Both of these conditions involve problems with exertion. In FMS, it can lead to symptom flares. In ME/CFS, it can lead to a major upswing in symptoms called post-exertional malaise. Because of these realities, we have to be especially careful when we exert ourselves in any way. It’s important to know your limits and stay within them, only expanding them slowly and carefully when your body is ready.
Some healthcare providers recommend against any exercise for people with ME/CFS. Others say it’s beneficial, as long as it’s at appropriate levels.
So far, we have no studies on Pilates for ME/CFS.
We just have one study on this form of exercise for FMS, but numerous studies have shown that exercise can help lessen symptoms of FMS and that strength training is especially beneficial.
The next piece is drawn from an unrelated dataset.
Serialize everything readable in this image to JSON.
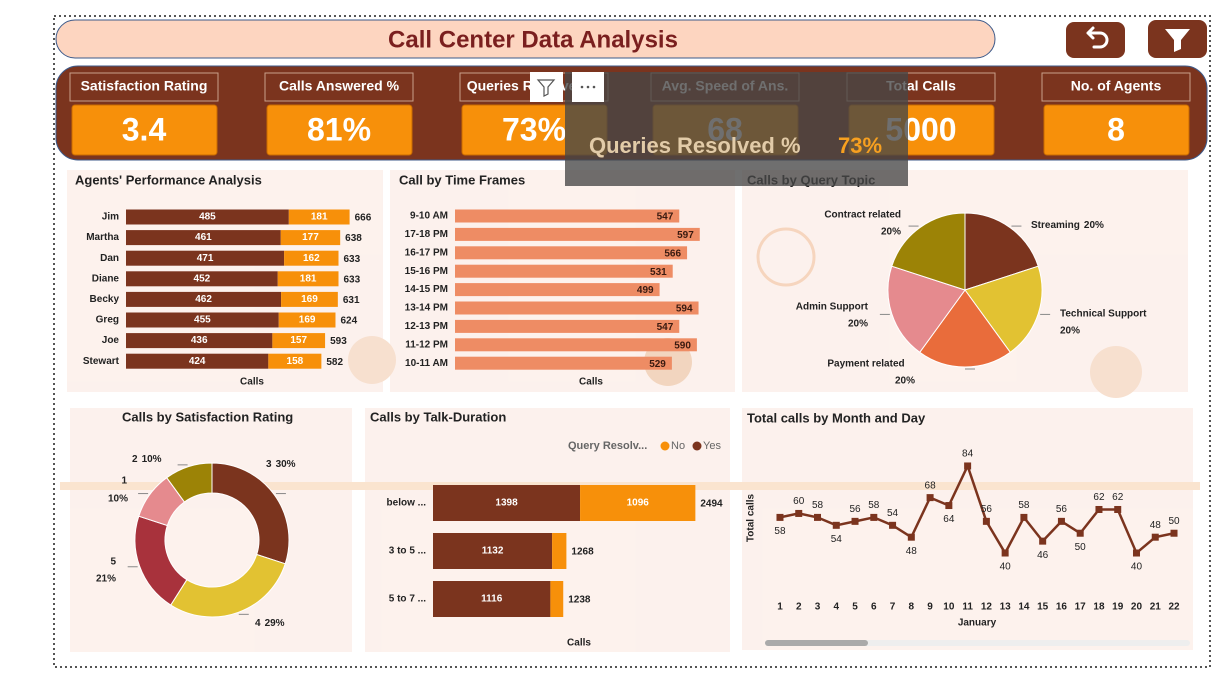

However, Pilates and strenuous exercise, in general, may not be appropriate for everyone with these illnesses and may do substantial harm to some.
In the single study (Altan), 25 women with FMS took Pilates from a certified trainer. One-hour classes were held three times a week for 12 weeks. A control group of women with FMS did home stretching exercises.
At the end of the 12 weeks, the Pilates group showed significant improvements in pain and overall function compared to the control group, which showed no improvement. Twelve weeks after the study ended, the Pilates group still was functioning better, but the pain had returned.
This seems to confirm other findings that exercise can be beneficial in FMS. It’s important to remember that the key isn’t necessarily a lot of exercise, but regular exercise that’s appropriate for you.
Is Pilates Right for You?
If you haven’t been active for a long time, Pilates may not be the place for you to start. FMS and ME/CFS give us special challenges when it comes to exercising, and you need to take those into account before starting any kind of exercise. You’re likely to feel more exertion from Pilates than with other frequently recommended forms of exercise, so it could be more likely to lead to flares or post-exertional malaise.